Wide-eyed. Anxious. Prone to yoga. I cataloged what I knew about her, then answered the question. “My mom and I lived above The Holler until I was thirteen. I wasn’t technically allowed in the bar, but I have a slight tendency to take technicalities as a challenge.”
Sadie-Grace nibbled on her bottom lip, looking down at me through impossibly long lashes. “If you grew up like that, you must know things,” she said very seriously. “You must know people. People who know things.”
A quick glance at Lily told me that she didn’t like the direction this conversation was going.
I turned back to Sadie-Grace. “Are you by any chance fixing to ask me what my stance is on felonies?”
“We need to get you a dress for tonight, Sawyer!” Lily smiled brightly and shot laser eyes at Sadie-Grace, lest the latter even think about answering my question. “We’ll hit the shops. And goodness knows we could stand to do something about those eyebrows.”
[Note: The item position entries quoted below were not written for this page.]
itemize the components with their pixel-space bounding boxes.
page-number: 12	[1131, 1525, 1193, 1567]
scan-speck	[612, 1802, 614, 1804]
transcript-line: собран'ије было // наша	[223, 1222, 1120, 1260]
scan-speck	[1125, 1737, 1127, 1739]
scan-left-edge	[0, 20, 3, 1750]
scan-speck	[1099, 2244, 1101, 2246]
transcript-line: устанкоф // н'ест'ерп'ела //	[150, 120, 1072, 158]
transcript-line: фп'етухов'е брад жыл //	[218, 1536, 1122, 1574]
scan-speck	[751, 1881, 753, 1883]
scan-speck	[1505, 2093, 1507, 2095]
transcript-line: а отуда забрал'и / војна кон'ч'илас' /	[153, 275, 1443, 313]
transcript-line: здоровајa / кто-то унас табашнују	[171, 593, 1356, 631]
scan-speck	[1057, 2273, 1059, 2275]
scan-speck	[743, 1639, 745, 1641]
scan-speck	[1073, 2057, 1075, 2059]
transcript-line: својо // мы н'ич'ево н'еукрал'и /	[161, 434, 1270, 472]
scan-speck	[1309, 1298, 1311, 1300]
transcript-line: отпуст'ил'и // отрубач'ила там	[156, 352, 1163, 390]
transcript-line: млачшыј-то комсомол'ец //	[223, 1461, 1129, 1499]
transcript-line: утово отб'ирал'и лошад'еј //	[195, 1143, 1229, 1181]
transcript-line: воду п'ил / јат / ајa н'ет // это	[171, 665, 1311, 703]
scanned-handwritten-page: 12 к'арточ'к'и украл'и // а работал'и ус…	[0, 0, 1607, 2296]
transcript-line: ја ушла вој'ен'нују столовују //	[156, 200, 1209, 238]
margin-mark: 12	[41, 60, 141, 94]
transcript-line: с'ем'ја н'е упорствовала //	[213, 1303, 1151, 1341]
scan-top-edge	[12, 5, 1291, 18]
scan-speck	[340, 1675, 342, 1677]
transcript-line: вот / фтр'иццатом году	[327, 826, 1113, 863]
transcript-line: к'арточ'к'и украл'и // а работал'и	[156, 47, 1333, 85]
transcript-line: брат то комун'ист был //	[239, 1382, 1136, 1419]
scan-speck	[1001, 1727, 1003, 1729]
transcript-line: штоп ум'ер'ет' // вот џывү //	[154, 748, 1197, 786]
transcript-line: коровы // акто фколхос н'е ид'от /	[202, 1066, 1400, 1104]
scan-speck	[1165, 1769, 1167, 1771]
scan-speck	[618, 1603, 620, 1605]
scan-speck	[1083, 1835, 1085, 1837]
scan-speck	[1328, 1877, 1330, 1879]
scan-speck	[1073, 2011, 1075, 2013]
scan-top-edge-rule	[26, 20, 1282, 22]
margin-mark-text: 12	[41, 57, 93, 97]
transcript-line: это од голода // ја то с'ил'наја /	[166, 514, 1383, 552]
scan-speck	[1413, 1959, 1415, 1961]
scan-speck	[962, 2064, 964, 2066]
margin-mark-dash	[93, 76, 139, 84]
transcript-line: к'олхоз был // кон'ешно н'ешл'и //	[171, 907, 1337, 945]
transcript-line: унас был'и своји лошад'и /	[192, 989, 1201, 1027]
I took that to mean that Lily had come down on the side of makeover over dissection, but I got the feeling that it had probably been a pretty close call.
Beside me, Sadie-Grace assiduously avoided eye contact, her bottom lip still caught between her teeth.
I don’t want to know, I decided. Whatever my cousin’s gotten herself into, whatever I overheard, I really and truly do not want to know.